Going forward, in case of rejection at the key barrier of $0.161, investors can expect TOKEN to retest the $0.135 and $0.129 support levels. This 15% correction can be a good accumulation opportunity for long-term and sidelined investors. The Relative Strength Index (RSI) is hovering in the overbought zone and supports the potential pullback. However, investors should note that there are no short-term sell signals to support this correction.
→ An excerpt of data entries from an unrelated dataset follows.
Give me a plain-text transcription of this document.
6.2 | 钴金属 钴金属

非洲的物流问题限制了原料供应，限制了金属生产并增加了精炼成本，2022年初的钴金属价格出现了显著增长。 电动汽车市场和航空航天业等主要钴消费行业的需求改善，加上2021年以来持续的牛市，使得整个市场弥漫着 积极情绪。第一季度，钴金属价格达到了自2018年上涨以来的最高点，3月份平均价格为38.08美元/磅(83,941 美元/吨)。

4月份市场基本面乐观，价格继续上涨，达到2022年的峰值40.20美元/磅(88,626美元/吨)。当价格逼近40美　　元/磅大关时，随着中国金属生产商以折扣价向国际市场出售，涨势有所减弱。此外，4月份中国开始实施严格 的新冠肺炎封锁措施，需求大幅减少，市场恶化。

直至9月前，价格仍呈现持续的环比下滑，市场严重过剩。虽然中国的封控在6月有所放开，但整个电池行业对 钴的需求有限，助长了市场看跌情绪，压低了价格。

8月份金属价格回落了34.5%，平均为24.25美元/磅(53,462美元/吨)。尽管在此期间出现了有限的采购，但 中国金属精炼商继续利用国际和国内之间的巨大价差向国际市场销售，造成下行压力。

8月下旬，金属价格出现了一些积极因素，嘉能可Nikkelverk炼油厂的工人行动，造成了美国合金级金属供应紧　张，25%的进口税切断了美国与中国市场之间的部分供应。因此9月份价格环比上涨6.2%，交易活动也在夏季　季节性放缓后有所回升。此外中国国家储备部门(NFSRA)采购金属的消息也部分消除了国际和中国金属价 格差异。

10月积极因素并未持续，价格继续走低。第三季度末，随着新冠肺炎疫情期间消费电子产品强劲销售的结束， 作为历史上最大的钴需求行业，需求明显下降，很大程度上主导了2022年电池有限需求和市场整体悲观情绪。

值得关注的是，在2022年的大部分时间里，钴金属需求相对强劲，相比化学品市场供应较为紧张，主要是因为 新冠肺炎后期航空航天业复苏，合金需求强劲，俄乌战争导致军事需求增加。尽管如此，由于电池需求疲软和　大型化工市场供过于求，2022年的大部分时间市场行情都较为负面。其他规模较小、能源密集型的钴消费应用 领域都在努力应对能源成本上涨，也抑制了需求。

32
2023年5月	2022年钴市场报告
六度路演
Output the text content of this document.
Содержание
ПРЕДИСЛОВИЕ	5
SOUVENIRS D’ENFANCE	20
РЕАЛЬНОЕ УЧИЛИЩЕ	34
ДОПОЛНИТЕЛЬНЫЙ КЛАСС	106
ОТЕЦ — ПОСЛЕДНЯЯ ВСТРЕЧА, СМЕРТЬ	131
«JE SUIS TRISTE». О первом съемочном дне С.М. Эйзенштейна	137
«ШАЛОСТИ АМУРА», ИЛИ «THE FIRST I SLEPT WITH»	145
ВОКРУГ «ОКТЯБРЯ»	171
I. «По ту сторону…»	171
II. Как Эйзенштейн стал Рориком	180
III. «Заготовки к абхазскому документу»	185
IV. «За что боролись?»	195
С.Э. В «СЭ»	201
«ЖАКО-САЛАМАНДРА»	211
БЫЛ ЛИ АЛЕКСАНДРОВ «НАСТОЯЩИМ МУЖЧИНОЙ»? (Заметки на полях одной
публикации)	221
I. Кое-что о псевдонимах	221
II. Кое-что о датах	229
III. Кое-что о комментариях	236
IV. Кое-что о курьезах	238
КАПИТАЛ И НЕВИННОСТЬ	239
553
Regardless, if the aforementioned pullback occurs, TokenFi could stabilize around the above-mentioned levels. Subsequently, a bounce could see TOKEN attempt a retest of the 62% retracement level at $0.181, which coincides with the high-volume node of the volume profile, making it a good level to book profits, at least for swing traders.
TOKEN/USDT 12-hour chart
On the other hand, if TokenFi price fails to bounce around the $0.135 and $0.129 levels, this could denote weakness among buyers. In that case, TOKEN bulls may have a chance to form a base around $0.110, which is called the Point of Control (POC) and is the highest traded volume level for the selected range, according to the profile indicator of volume.
A break of the $0.110 level would create a clear break in the market structure producing a low lower than the May 23 low of $0.108. Such a devastating move would invalidate the bullish thesis and could trigger a further 30% correction to $0.0762.